2. We’re not sure the correct bones were examined
The article refers to another earlier article by one of the authors — Kjellström — which is supposed to provide “a full osteological and contextual analysis” of the burial in question, along with more context on age and sex estimation and identification.
Jesch followed up on the article in question and “can find nothing in it which explains why this osteological and contextual analysis suggests the deceased was a female.”
But there’s more.
Kjellström’s earlier article refers to a “chamber grave furnished with fine armour and sacrificed horses” — presumably the grave with burial Bj 581 — for which “three different osteological examinations all found that the individual was a woman”.
However, he also admits that there’s no certainty those were “the correct bones for this grave”. This is because since the graves were found in 1880s, there’s been confusion regarding the origins of the bones.
In a nutshell, we’re not 100% sure where various bags of bones came from since the graves were excavated 130 years ago. But in the 2017 article, that’s only mentioned in the ‘Supporting Information’.

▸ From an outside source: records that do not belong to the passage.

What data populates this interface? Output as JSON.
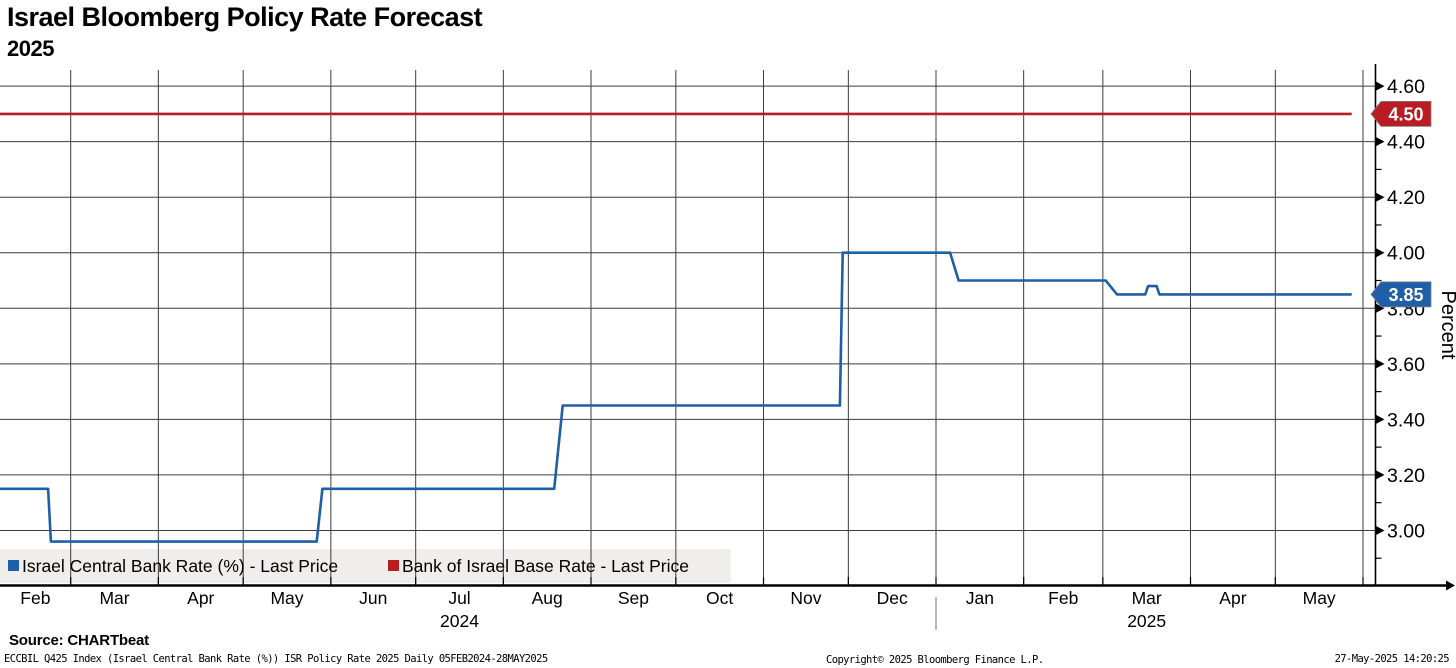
{
  "header": {
    "title": "Israel Bloomberg Policy Rate Forecast",
    "subtitle": "2025"
  },
  "chart_data": {
    "type": "line",
    "title": "Israel Bloomberg Policy Rate Forecast 2025",
    "grid": true,
    "x_axis": {
      "start_date": "2024-02-05",
      "end_date": "2025-06-01",
      "month_labels": [
        "Feb",
        "Mar",
        "Apr",
        "May",
        "Jun",
        "Jul",
        "Aug",
        "Sep",
        "Oct",
        "Nov",
        "Dec",
        "Jan",
        "Feb",
        "Mar",
        "Apr",
        "May"
      ],
      "year_labels": [
        {
          "text": "2024",
          "month_index": 5
        },
        {
          "text": "2025",
          "month_index": 13
        }
      ]
    },
    "y_axis": {
      "title": "Percent",
      "side": "right",
      "major_tick_labels": [
        "3.00",
        "3.20",
        "3.40",
        "3.60",
        "3.80",
        "4.00",
        "4.20",
        "4.40",
        "4.60"
      ],
      "minor_tick_values": [
        2.9,
        3.1,
        3.3,
        3.5,
        3.7,
        3.9,
        4.1,
        4.3,
        4.5
      ],
      "value_at_plot_top": 4.658,
      "value_at_plot_bottom": 2.8
    },
    "series": [
      {
        "name": "Israel Central Bank Rate (%) - Last Price",
        "color": "#1f5fa8",
        "last_price_label": "3.85",
        "points": [
          {
            "date": "2024-02-05",
            "value": 3.15
          },
          {
            "date": "2024-02-22",
            "value": 3.15
          },
          {
            "date": "2024-02-23",
            "value": 2.96
          },
          {
            "date": "2024-05-27",
            "value": 2.96
          },
          {
            "date": "2024-05-29",
            "value": 3.15
          },
          {
            "date": "2024-08-19",
            "value": 3.15
          },
          {
            "date": "2024-08-22",
            "value": 3.45
          },
          {
            "date": "2024-11-28",
            "value": 3.45
          },
          {
            "date": "2024-11-29",
            "value": 4.0
          },
          {
            "date": "2025-01-06",
            "value": 4.0
          },
          {
            "date": "2025-01-09",
            "value": 3.9
          },
          {
            "date": "2025-03-02",
            "value": 3.9
          },
          {
            "date": "2025-03-06",
            "value": 3.85
          },
          {
            "date": "2025-03-16",
            "value": 3.85
          },
          {
            "date": "2025-03-17",
            "value": 3.88
          },
          {
            "date": "2025-03-20",
            "value": 3.88
          },
          {
            "date": "2025-03-21",
            "value": 3.85
          },
          {
            "date": "2025-05-28",
            "value": 3.85
          }
        ]
      },
      {
        "name": "Bank of Israel Base Rate - Last Price",
        "color": "#b91c22",
        "last_price_label": "4.50",
        "points": [
          {
            "date": "2024-02-05",
            "value": 4.5
          },
          {
            "date": "2025-05-28",
            "value": 4.5
          }
        ]
      }
    ],
    "legend": {
      "position": "bottom-left",
      "background": "#efeeeb",
      "entries": [
        {
          "label": "Israel Central Bank Rate (%) - Last Price",
          "color": "#1f5fa8"
        },
        {
          "label": "Bank of Israel Base Rate - Last Price",
          "color": "#b91c22"
        }
      ]
    }
  },
  "footer": {
    "source": "Source: CHARTbeat",
    "meta": "ECCBIL Q425 Index (Israel Central Bank Rate (%)) ISR Policy Rate 2025  Daily 05FEB2024-28MAY2025",
    "copyright": "Copyright© 2025 Bloomberg Finance L.P.",
    "timestamp": "27-May-2025 14:20:25"
  }
}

3. We’re not sure she was a high-ranking warrior
The authors said the skeleton was a “high-ranking officer” based on the fact that the burial contained “a full set of gaming pieces”, implying a skilled knowledge of tactics and strategy. Another factor which could have played a role is the fact that the individual was “at least above 30 years of age”.

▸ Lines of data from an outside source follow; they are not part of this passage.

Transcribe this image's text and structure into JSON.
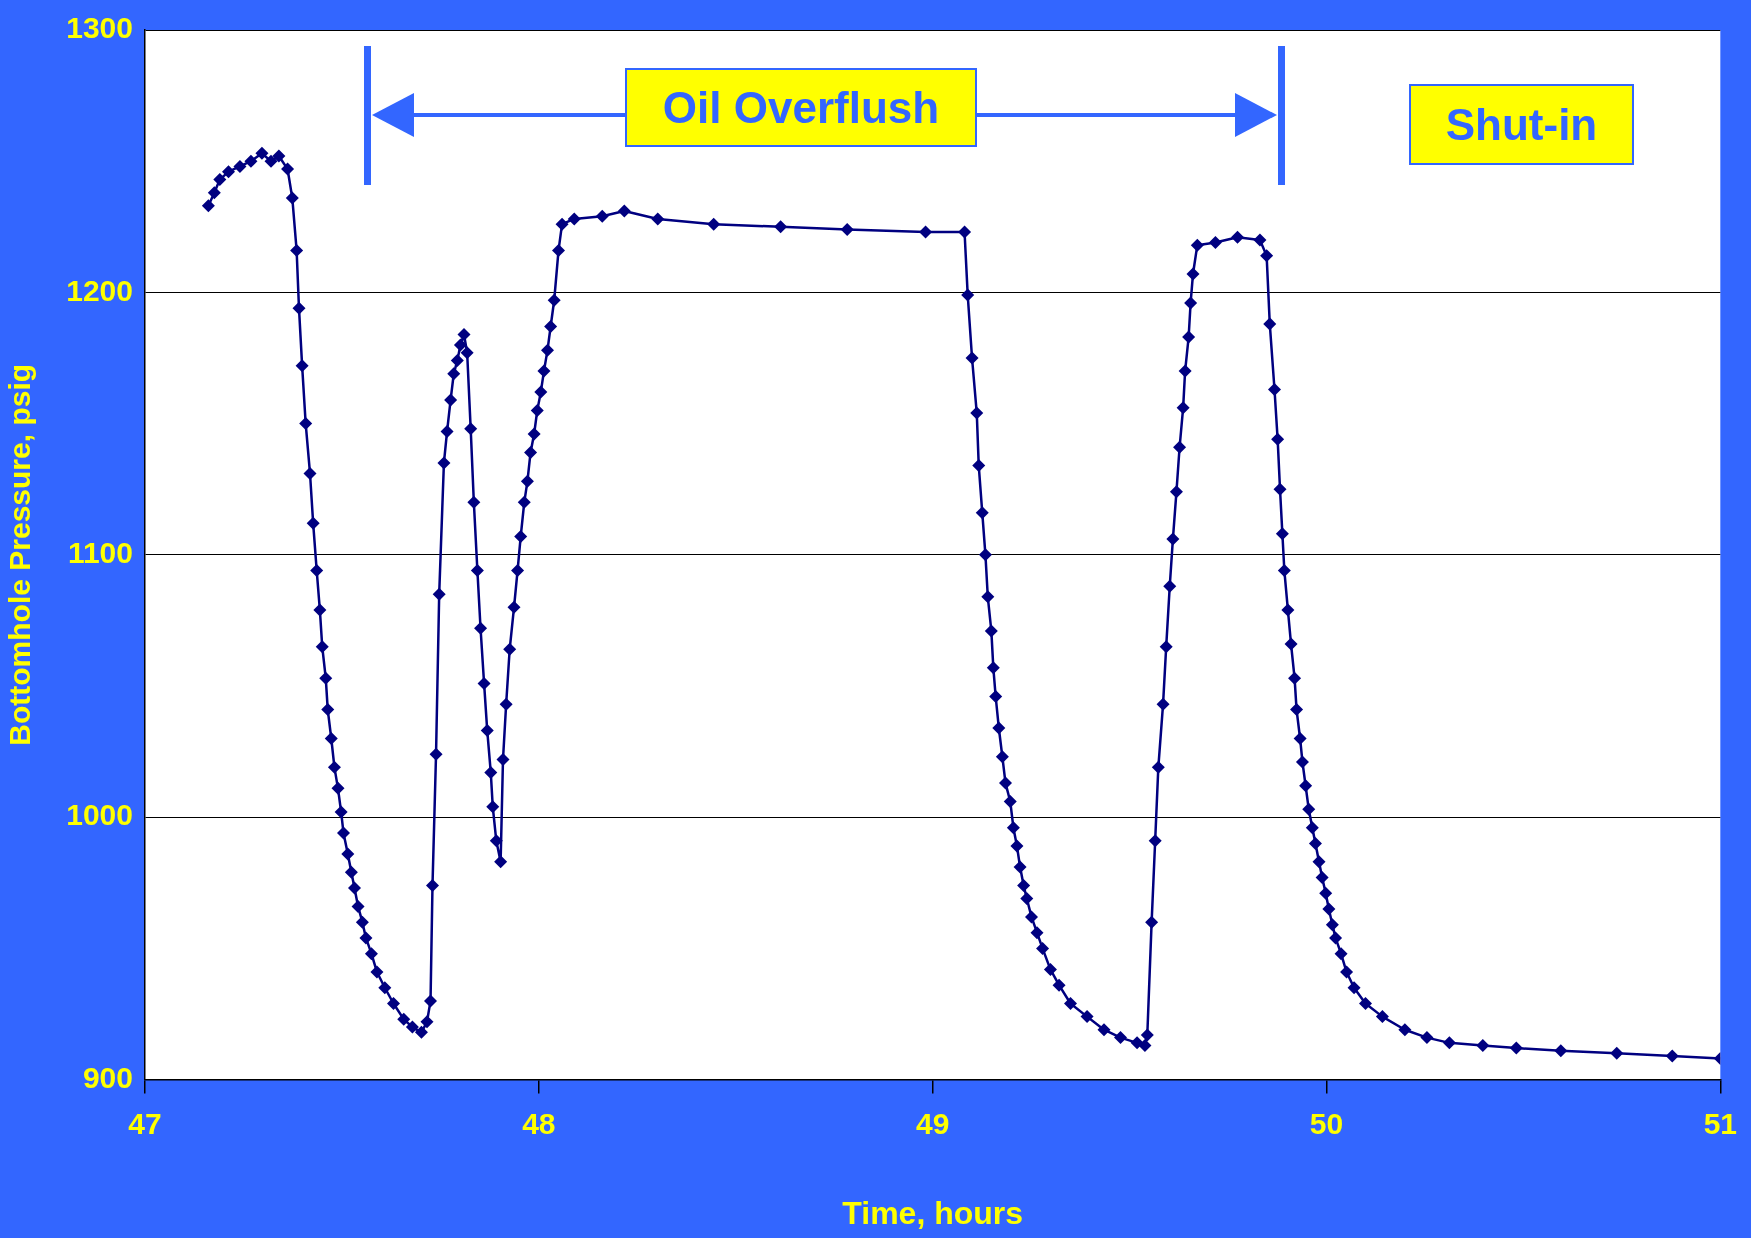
{
  "chart_data": {
    "type": "line",
    "xlabel": "Time, hours",
    "ylabel": "Bottomhole Pressure, psig",
    "xlim": [
      47,
      51
    ],
    "xticks": [
      47,
      48,
      49,
      50,
      51
    ],
    "ylim": [
      900,
      1300
    ],
    "yticks": [
      900,
      1000,
      1100,
      1200,
      1300
    ],
    "grid": "y",
    "legend": false,
    "marker": "diamond",
    "line_style": "solid",
    "annotations": [
      "Oil Overflush",
      "Shut-in"
    ],
    "series": [
      {
        "color": "#000080",
        "x": [
          47.161,
          47.176,
          47.19,
          47.212,
          47.241,
          47.269,
          47.297,
          47.32,
          47.34,
          47.362,
          47.374,
          47.385,
          47.391,
          47.399,
          47.408,
          47.419,
          47.427,
          47.436,
          47.444,
          47.45,
          47.459,
          47.464,
          47.473,
          47.481,
          47.49,
          47.498,
          47.504,
          47.515,
          47.524,
          47.532,
          47.541,
          47.552,
          47.561,
          47.575,
          47.589,
          47.609,
          47.631,
          47.657,
          47.679,
          47.702,
          47.716,
          47.725,
          47.73,
          47.739,
          47.747,
          47.759,
          47.767,
          47.776,
          47.784,
          47.793,
          47.801,
          47.81,
          47.818,
          47.827,
          47.835,
          47.844,
          47.852,
          47.861,
          47.869,
          47.878,
          47.883,
          47.892,
          47.903,
          47.909,
          47.917,
          47.926,
          47.937,
          47.946,
          47.954,
          47.963,
          47.971,
          47.979,
          47.988,
          47.996,
          48.005,
          48.013,
          48.022,
          48.03,
          48.039,
          48.05,
          48.059,
          48.09,
          48.161,
          48.217,
          48.302,
          48.444,
          48.614,
          48.783,
          48.982,
          49.081,
          49.089,
          49.1,
          49.112,
          49.117,
          49.126,
          49.134,
          49.14,
          49.149,
          49.154,
          49.16,
          49.168,
          49.177,
          49.185,
          49.197,
          49.205,
          49.214,
          49.222,
          49.231,
          49.239,
          49.251,
          49.265,
          49.279,
          49.299,
          49.321,
          49.35,
          49.392,
          49.435,
          49.477,
          49.519,
          49.539,
          49.545,
          49.556,
          49.565,
          49.573,
          49.585,
          49.593,
          49.602,
          49.61,
          49.619,
          49.627,
          49.636,
          49.641,
          49.65,
          49.655,
          49.661,
          49.672,
          49.718,
          49.774,
          49.831,
          49.848,
          49.856,
          49.868,
          49.876,
          49.882,
          49.888,
          49.893,
          49.902,
          49.91,
          49.919,
          49.924,
          49.933,
          49.939,
          49.947,
          49.955,
          49.964,
          49.972,
          49.981,
          49.989,
          49.998,
          50.006,
          50.015,
          50.023,
          50.037,
          50.051,
          50.07,
          50.099,
          50.142,
          50.199,
          50.255,
          50.312,
          50.397,
          50.482,
          50.595,
          50.737,
          50.878,
          51.0
        ],
        "values": [
          1233,
          1238,
          1243,
          1246,
          1248,
          1250,
          1253,
          1250,
          1252,
          1247,
          1236,
          1216,
          1194,
          1172,
          1150,
          1131,
          1112,
          1094,
          1079,
          1065,
          1053,
          1041,
          1030,
          1019,
          1011,
          1002,
          994,
          986,
          979,
          973,
          966,
          960,
          954,
          948,
          941,
          935,
          929,
          923,
          920,
          918,
          922,
          930,
          974,
          1024,
          1085,
          1135,
          1147,
          1159,
          1169,
          1174,
          1180,
          1184,
          1177,
          1148,
          1120,
          1094,
          1072,
          1051,
          1033,
          1017,
          1004,
          991,
          983,
          1022,
          1043,
          1064,
          1080,
          1094,
          1107,
          1120,
          1128,
          1139,
          1146,
          1155,
          1162,
          1170,
          1178,
          1187,
          1197,
          1216,
          1226,
          1228,
          1229,
          1231,
          1228,
          1226,
          1225,
          1224,
          1223,
          1223,
          1199,
          1175,
          1154,
          1134,
          1116,
          1100,
          1084,
          1071,
          1057,
          1046,
          1034,
          1023,
          1013,
          1006,
          996,
          989,
          981,
          974,
          969,
          962,
          956,
          950,
          942,
          936,
          929,
          924,
          919,
          916,
          914,
          913,
          917,
          960,
          991,
          1019,
          1043,
          1065,
          1088,
          1106,
          1124,
          1141,
          1156,
          1170,
          1183,
          1196,
          1207,
          1218,
          1219,
          1221,
          1220,
          1214,
          1188,
          1163,
          1144,
          1125,
          1108,
          1094,
          1079,
          1066,
          1053,
          1041,
          1030,
          1021,
          1012,
          1003,
          996,
          990,
          983,
          977,
          971,
          965,
          959,
          954,
          948,
          941,
          935,
          929,
          924,
          919,
          916,
          914,
          913,
          912,
          911,
          910,
          909,
          908
        ]
      }
    ]
  }
}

However, there’s no factual, evidence-based confirmation of that:
By the end of the article, ‘the individual in grave Bj 581 is the first confirmed female high-ranking warrior’, because ‘the exclusive grave goods and two horses are worthy of an individual with responsibilities concerning strategy and battle tactics’. All this seems to me to move rather quickly from evidence to speculation which is presented as fact.
4. She had no signs of harm and healing, so unlikely a warrior
This is an important point, also raised by Greg Jenner on Twitter:
The skeleton shows no signs of harm & healing, which is a bit odd – a warrior would commonly have fractures etc. So, maybe not a “fighter”
— Greg Jenner (@greg_jenner) September 8, 2017
The authors themselves note that “weapon related wounds … are not common in the inhumation burials at Birka” so either the “warriors” were such good fighters that they never got injured or they weren’t “warriors” at all.
In the former case, though, Jesch stresses that there would be some signs in the grave:
They also say nothing about whether there was any indication on the bones of the kinds of activities one might expect a warrior to have engaged in, as strenuous physical activity might be expected to have left some traces, particularly if they were good enough to avoid injury to themselves.
5. No other possible explanations were pursued
At the end of the article, authors warn that previous arguments “have likely neglected intersectional perspectives where the social status of the individual was considered of greater importance than biological sex.”
However, Jesch argues that no alternative explanations were pursued:
Was it possible, for example, for a biological woman to have been buried with a full ‘warrior’ accoutrement, even if she had not been a warrior in life? After all, archaeologists are always cautioning us that ‘the dead don’t bury themselves’ and they often seem not to like interpretations in which the deceased’s grave goods are taken as representing their roles in life.
But such perspectives do not seem to be applied here – they want the woman to be a warrior, so the scientific analysis makes her a woman and her ‘archaeological context’ makes her a warrior.